Someone had left a Bentley in the middle of Waverley Station, slap bang between me and the Newcastle train.
I was startled, but not unduly alarmed. Edinburgh’s parking attendants are a ferocious legion. Dead people in hearses get tickets slapped on them here, so I fully expected this egregious breach of parking protocol to be dealt with swiftly, perhaps by a crack team of elite traffic enforcers abseiling down from the canopy, armed with shoulder-mounted grenade launchers and take that baby out, like a sort of Parking SAS.
A man came out of the Bentley. He was talking to himself. Well, to be precise, he was talking to his sleeve. I live in Leith. We see a lot of this. People talking down their sleeves means they think a tiny fairy lives in the crook of their elbow. Mind you, he was considerably better dressed than the floating population of the Kirkgate.
Up by the new barriers there was a sudden roar of engines and a blaze of flashing lights. A veritable platoon of motorcycle cops fanfared into the station, with yet another car, this time a very new and shiny Range Rover.
Well, I thought, someone has done very well in a quiz show somewhere.
Now, there are two ways of dealing with this sort of hullaballoo invading your daily life. One, get uptight British and just carry on, pretend there is nothing to see here, or two, get peasant Scot and give the free show a good stare. I have unnaturally high levels of nosiness. Time for some serious gawping.
A rumour swept the concourse. Nicola was getting off the Aberdeen train. There was a static shock of excitement. Heads swung and there was a bit of shuffling to get a better look. Counter rumour, indeed truth, flooded back. Charles and Camilla were coming to town. A wave of boredom washed people back to WH Smith and the train that tries to get to Glasgow.
The place was awash with police officers. Tell you what; don’t fancy your chances of getting that burglary solved any time soon if this amount of blue-clad lads and lassies is tied up protecting a pair of pensioners up on a jolly.
The cars carried on waiting for the royal bahookies, right there in the middle of the station.
Fun to be had on Union Canal
Well, before the aliens invade and stop all the fun, why not head up to the Union Canal on Saturday and join in the great festival from the fantastic folk at Re-Union?
Canal Festival is terrific. They’ve got raft racing, boat trips, birds of prey and belly dancing. I’m not exactly sure how the belly dancing fits in with narrowboats and flotillas, but who cares?
They also have something called canoe tasters. Now, I might be wrong here, but I suspect that this will not involve biting chunks out of a kayak.

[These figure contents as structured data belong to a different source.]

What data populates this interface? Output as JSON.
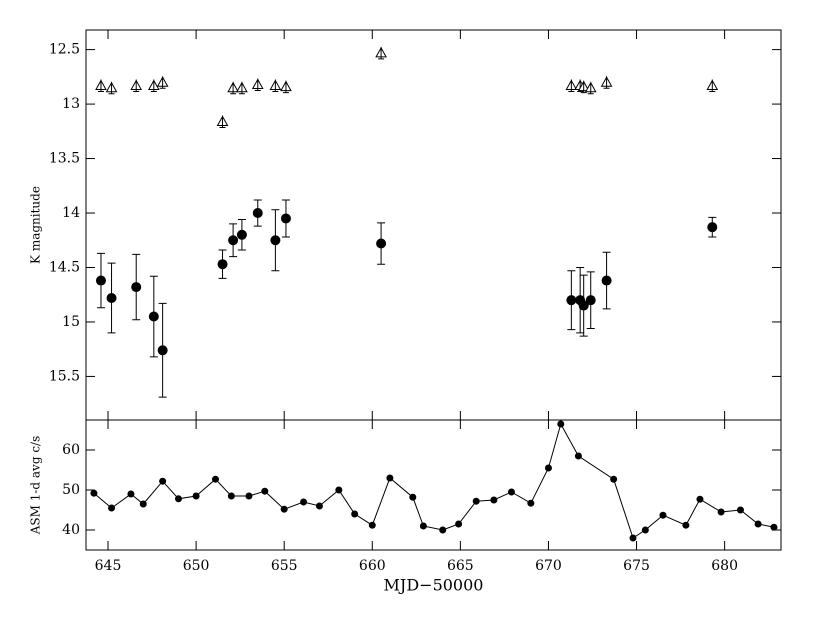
{
  "chart_data": [
    {
      "type": "scatter",
      "ylabel": "K magnitude",
      "xlim": [
        643.75,
        683.2
      ],
      "xticks": [
        645,
        650,
        655,
        660,
        665,
        670,
        675,
        680
      ],
      "ylim": [
        15.9,
        12.32
      ],
      "yticks": [
        12.5,
        13,
        13.5,
        14,
        14.5,
        15,
        15.5
      ],
      "series": [
        {
          "marker": "circle",
          "color": "#000000",
          "x": [
            644.6,
            645.2,
            646.6,
            647.6,
            648.1,
            651.5,
            652.1,
            652.6,
            653.5,
            654.5,
            655.1,
            660.5,
            671.3,
            671.8,
            672.0,
            672.4,
            673.3,
            679.3
          ],
          "values": [
            14.62,
            14.78,
            14.68,
            14.95,
            15.26,
            14.47,
            14.25,
            14.2,
            14.0,
            14.25,
            14.05,
            14.28,
            14.8,
            14.8,
            14.85,
            14.8,
            14.62,
            14.13
          ],
          "errors": [
            0.25,
            0.32,
            0.3,
            0.37,
            0.43,
            0.13,
            0.15,
            0.14,
            0.12,
            0.28,
            0.17,
            0.19,
            0.27,
            0.3,
            0.28,
            0.26,
            0.26,
            0.09
          ]
        },
        {
          "marker": "triangle",
          "color": "#000000",
          "x": [
            644.6,
            645.2,
            646.6,
            647.6,
            648.1,
            651.5,
            652.1,
            652.6,
            653.5,
            654.5,
            655.1,
            660.5,
            671.3,
            671.8,
            672.0,
            672.4,
            673.3,
            679.3
          ],
          "values": [
            12.83,
            12.85,
            12.83,
            12.83,
            12.8,
            13.16,
            12.85,
            12.85,
            12.82,
            12.83,
            12.84,
            12.53,
            12.83,
            12.83,
            12.84,
            12.85,
            12.8,
            12.83
          ]
        }
      ]
    },
    {
      "type": "line",
      "ylabel": "ASM 1-d avg c/s",
      "xlabel": "MJD−50000",
      "color": "#000000",
      "xlim": [
        643.75,
        683.2
      ],
      "xticks": [
        645,
        650,
        655,
        660,
        665,
        670,
        675,
        680
      ],
      "ylim": [
        35,
        67.5
      ],
      "yticks": [
        40,
        50,
        60
      ],
      "x": [
        644.2,
        645.2,
        646.3,
        647.0,
        648.1,
        649.0,
        650.0,
        651.1,
        652.0,
        653.0,
        653.9,
        655.0,
        656.1,
        657.0,
        658.1,
        659.0,
        660.0,
        661.0,
        662.3,
        662.9,
        664.0,
        664.9,
        665.9,
        666.9,
        667.9,
        669.0,
        670.0,
        670.7,
        671.7,
        673.7,
        674.8,
        675.5,
        676.5,
        677.8,
        678.6,
        679.8,
        680.9,
        681.9,
        682.8
      ],
      "values": [
        49.2,
        45.5,
        49,
        46.5,
        52.2,
        47.8,
        48.5,
        52.7,
        48.5,
        48.5,
        49.7,
        45.2,
        47,
        46,
        50,
        44,
        41.2,
        53,
        48.2,
        41,
        40,
        41.5,
        47.2,
        47.5,
        49.5,
        46.7,
        55.5,
        66.5,
        58.5,
        52.7,
        38,
        40,
        43.7,
        41.2,
        47.7,
        44.5,
        45,
        41.5,
        40.7
      ]
    }
  ]
}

It’ll still be way more exciting than Prince Charles in a Bentley.
Aliens are taking over St James
This has been bothering me for a while, and I can’t be the only one who worries about this, but who exactly are those two giant people on the side of the St James Centre? You must have noticed them. He looks a bit like the actor Matthew McConaughey, only way more glaikit and she looks like she’s about to tell you the results of those tests you had. And it’s not good news.
They’re both gazing intently down Leith Walk, with an air of faintly annoyed concern. The sort of look Morningside dwellers give Kirkgate radgies, should they find themselves in our universe by accident. That sort of “what are they doing/saying/drinking, Murdo?’” look.

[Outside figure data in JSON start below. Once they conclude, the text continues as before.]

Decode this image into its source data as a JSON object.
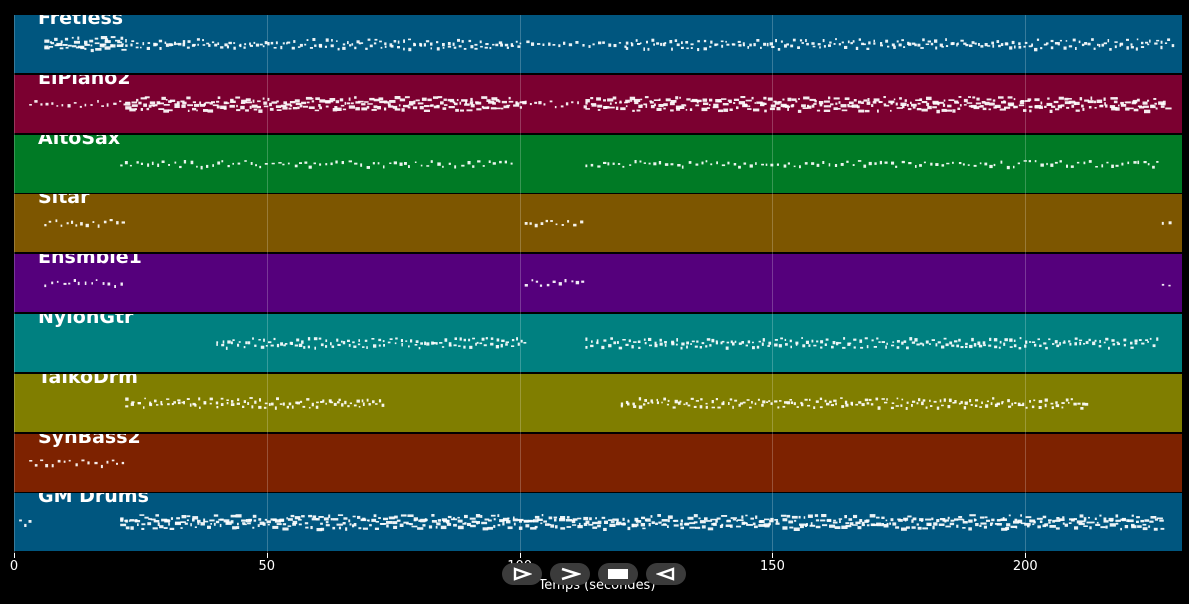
{
  "timeline": {
    "xlabel": "Temps (secondes)",
    "x_range": [
      0,
      231
    ],
    "ticks": [
      "0",
      "50",
      "100",
      "150",
      "200"
    ],
    "tick_values": [
      0,
      50,
      100,
      150,
      200
    ]
  },
  "tracks": [
    {
      "name": "Fretless",
      "color": "#00567f",
      "regions": [
        [
          6,
          22
        ],
        [
          22,
          100
        ],
        [
          100,
          121
        ],
        [
          121,
          229
        ]
      ],
      "density": [
        3,
        2,
        1,
        2
      ]
    },
    {
      "name": "ElPiano2",
      "color": "#7b0030",
      "regions": [
        [
          3,
          22
        ],
        [
          22,
          101
        ],
        [
          101,
          113
        ],
        [
          113,
          228
        ]
      ],
      "density": [
        1,
        3,
        1,
        3
      ]
    },
    {
      "name": "AltoSax",
      "color": "#007a25",
      "regions": [
        [
          21,
          99
        ],
        [
          113,
          226
        ]
      ],
      "density": [
        1,
        1
      ]
    },
    {
      "name": "Sitar",
      "color": "#7d5600",
      "regions": [
        [
          6,
          22
        ],
        [
          101,
          113
        ],
        [
          227,
          229
        ]
      ],
      "density": [
        1,
        1,
        1
      ]
    },
    {
      "name": "Ensmble1",
      "color": "#55007c",
      "regions": [
        [
          6,
          22
        ],
        [
          101,
          113
        ],
        [
          227,
          229
        ]
      ],
      "density": [
        1,
        1,
        1
      ]
    },
    {
      "name": "NylonGtr",
      "color": "#008080",
      "regions": [
        [
          40,
          101
        ],
        [
          113,
          226
        ]
      ],
      "density": [
        2,
        2
      ]
    },
    {
      "name": "TaikoDrm",
      "color": "#807e00",
      "regions": [
        [
          22,
          73
        ],
        [
          120,
          212
        ]
      ],
      "density": [
        2,
        2
      ]
    },
    {
      "name": "SynBass2",
      "color": "#7d2200",
      "regions": [
        [
          3,
          22
        ]
      ],
      "density": [
        1
      ]
    },
    {
      "name": "GM Drums",
      "color": "#00567f",
      "regions": [
        [
          1,
          3
        ],
        [
          21,
          227
        ]
      ],
      "density": [
        1,
        3
      ]
    }
  ],
  "transport": [
    {
      "name": "play-icon"
    },
    {
      "name": "fast-forward-icon"
    },
    {
      "name": "stop-icon"
    },
    {
      "name": "rewind-icon"
    }
  ]
}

Are they the advance party for our new leaders, d’you think? Is this what the aliens will look like?
Disabled come second in taxi rank rights
Now, my mate Malcolm is disabled. He uses a pretty big wheelchair. Getting in and out of Waverley used to be a breeze. Off the train, and across to the helpful taxi drivers at the rank in the station on the same level as the platform. Bingo.
Why, if a committee of clever folks sat down today to design a wheelchair friendly station, they couldn’t come up with a better plan.
Imagine the gratitude of the nation. Scotland would show the world how to welcome not just disabled people, but also mums with buggies, older folks and even fit youngsters with huge cases. All benefiting from this thoughtful arrangement.
So much more efficient than sending people up slopes steep enough to challenge chamois goats, or do battle with escalators more prone to temper tantrums than Naomi Campbell on a substandard first-class flight or off on a Crystal Maze adventure where the prize is finding the taxi.
Y’see, Malcolm’s big mistake is that he was born disabled.
Now, if he had been born royal, well, that taxi rank would still exist for him.